Maestro, tra i più grandi, dell’oscurità. Vale per lo stile pittorico, funziona anche per la biografia. Di Georges de La Tour, tra i massimi esponenti del barocco francese secentesco, si sa poco. Giusto l’anno di nascita, il 1593, a Vic-sur-Seille, in Lorena. E che nel 1620 – ormai vive a Lunéville – ottiene di non pagare le imposte grazie alla nobiltà della moglie, Diane Le Nerf. Sfiorato dalla burocrazia, riappare fugace in documenti ufficiali (proteste, compravendite, contratti, cause) e in una lettera autografa del 1636, dove non si parla di arte, ma di successioni. C’è solo una descrizione, fatta da un vicino: sarebbe stato un uomo arrogante, avido e odioso.
È sicuro che abbia vissuto a Parigi, apprezzato da re Luigi XIII. Molto meno sicuro che sia stato anche in Italia: mancano le prove documentali, anche se lo stile pittorico sembra suggerirlo. Nonostante gli studi, sempre più copiosi dalla seconda metà del 900, i misteri permangono. Anzi, aumentano. Per la professoressa Francesca Cappelletti, storia dell’arte e curatrice della mostra a Palazzo Reale “Georges de La Tour. L’Europa della luce” (la prma in Italia su di lui) il pittore è «un meteorite». Una figura «inspiegabile nel contesto della pittura barocca del ’600». Un enigma.
Cosa lo rende speciale? Le sue 16 opere esposte a Palazzo Reale, messe a confronto con altrettanti quadri di suoi contemporanei, rispondono da sole. Al di là delle influenze – caravaggesche, certo. E, fin dove si può, di Paulus Bor, o Gherardo delle Notti – i “diurni” e i “notturni” disposti lungo un percorso tematico consegnano un Georges de La Tour che «si accanisce sul soggetto di genere, supera l’idea di “pittore della realtà” per far trionfare lo stile», spiega a Linkiesta Cappelletti. In questo senso, «i soggetti, cioè le persone reali, sono precisi. Ma è un altro l’obiettivo: esplorare le possibilità espressive dello stile». La sua è un’arte dei lumi, studi anche aspri dei bagliori, dei riflessi del fuoco, delle fiamme stesse, avvolti dal buio.
Il risultato è la metafisica Maddalena penitente, ritratto di donna meditativa allo specchio. E il livido Suonatore di ghironda con cane. E l’Educazione della Vergine, dove la luce scivola sulle superfici, lambisce i vestiti e li suggerisce morbidi. Lui è «Maestro della varietà», suggerisce Cappelletti e – aggiungiamo noi – autore di esperimenti che somigliano a esiti addirittura novecenteschi. È il meteorite che, per dirla con il celebre critico Roberto Longhi, «prende le distanze da Caravaggio, ma usando un linguaggio caravaggesco che non è per niente servile».

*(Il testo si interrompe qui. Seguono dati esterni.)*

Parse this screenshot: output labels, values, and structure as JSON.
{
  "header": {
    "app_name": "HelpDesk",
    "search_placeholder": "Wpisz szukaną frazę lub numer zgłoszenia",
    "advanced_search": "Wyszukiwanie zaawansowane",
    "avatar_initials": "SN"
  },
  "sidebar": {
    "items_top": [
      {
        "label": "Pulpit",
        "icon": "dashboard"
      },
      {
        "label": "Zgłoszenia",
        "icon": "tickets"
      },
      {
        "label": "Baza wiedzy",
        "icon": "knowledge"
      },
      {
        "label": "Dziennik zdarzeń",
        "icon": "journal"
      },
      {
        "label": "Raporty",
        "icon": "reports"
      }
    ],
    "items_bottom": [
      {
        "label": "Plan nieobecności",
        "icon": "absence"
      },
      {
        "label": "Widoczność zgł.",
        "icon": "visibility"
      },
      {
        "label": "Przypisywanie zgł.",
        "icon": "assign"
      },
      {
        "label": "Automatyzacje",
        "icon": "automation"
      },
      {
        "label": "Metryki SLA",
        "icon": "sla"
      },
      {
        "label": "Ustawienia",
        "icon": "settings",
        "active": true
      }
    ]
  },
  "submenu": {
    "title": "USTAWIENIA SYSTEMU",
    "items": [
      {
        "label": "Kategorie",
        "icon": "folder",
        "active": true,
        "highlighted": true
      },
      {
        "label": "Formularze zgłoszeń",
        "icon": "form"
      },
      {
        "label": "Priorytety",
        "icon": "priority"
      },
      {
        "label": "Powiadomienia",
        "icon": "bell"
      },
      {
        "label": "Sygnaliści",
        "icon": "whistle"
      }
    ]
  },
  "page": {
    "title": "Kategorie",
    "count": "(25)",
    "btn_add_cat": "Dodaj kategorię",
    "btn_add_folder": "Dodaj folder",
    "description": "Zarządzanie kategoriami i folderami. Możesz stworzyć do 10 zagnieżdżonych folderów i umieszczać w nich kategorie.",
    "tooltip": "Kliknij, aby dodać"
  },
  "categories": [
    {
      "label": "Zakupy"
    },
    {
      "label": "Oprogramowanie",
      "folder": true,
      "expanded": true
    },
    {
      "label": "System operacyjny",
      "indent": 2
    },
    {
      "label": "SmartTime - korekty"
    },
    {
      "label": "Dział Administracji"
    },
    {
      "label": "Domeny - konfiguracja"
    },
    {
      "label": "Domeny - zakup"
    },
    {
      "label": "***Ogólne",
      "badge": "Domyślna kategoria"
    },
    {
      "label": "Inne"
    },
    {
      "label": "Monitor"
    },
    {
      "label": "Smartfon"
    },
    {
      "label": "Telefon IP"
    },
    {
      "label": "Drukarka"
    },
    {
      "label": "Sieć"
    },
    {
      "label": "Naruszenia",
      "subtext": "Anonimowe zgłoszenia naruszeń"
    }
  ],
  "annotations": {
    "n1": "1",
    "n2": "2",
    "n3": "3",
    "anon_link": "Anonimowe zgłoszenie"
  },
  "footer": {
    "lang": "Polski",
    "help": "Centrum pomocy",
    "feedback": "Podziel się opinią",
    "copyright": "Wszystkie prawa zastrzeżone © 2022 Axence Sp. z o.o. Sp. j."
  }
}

Del resto, come l’artista bergamasco, anche de La Tour fu riscoperto nel XX secolo. Un cammino cominciato con un articolo del 1915 di Hermann Voss che associa il suo nome, fino a quel momento senza opere, ad alcuni dipinti. Ne nasce un movimento critico sempre più intenso. Il museo parigino compra il primo quadro di de La Tour nel 1926, l’Adorazione dei Pastori. Il pittore comparirà in una mostra dodici anni dopo, sul Seicento. Da lì è solo ascesa: nel 1938 il ministero della Cultura francese suggerisce di collocare un suo dipinto nella copertina dei manuali di storia dell’arte dei licei francesi. Nel 1972 arriva la prima esposizione di carattere monografico. E a distanza di 25 anni, sempre a Parigi, quella della consacrazione.
Come è noto, in Italia non sono custodite opere di de La Tour. Per arrivare alla mostra Palazzo Reale, spiegano, ci sono voluti 12 anni di ricerche, con trattative e incontri con le istituzioni museali di tutto il mondo: ben 26, si sottolinea. Un’impresa che sottolinea, per radici, influenze e distribuzione, l’importanza crescente del museo milanese. E anche quanto l’opera di de La Tour, dall’oscurità delle province lorenese, sia venuta a simboleggiare, appunto, ”l’Europa della luce”.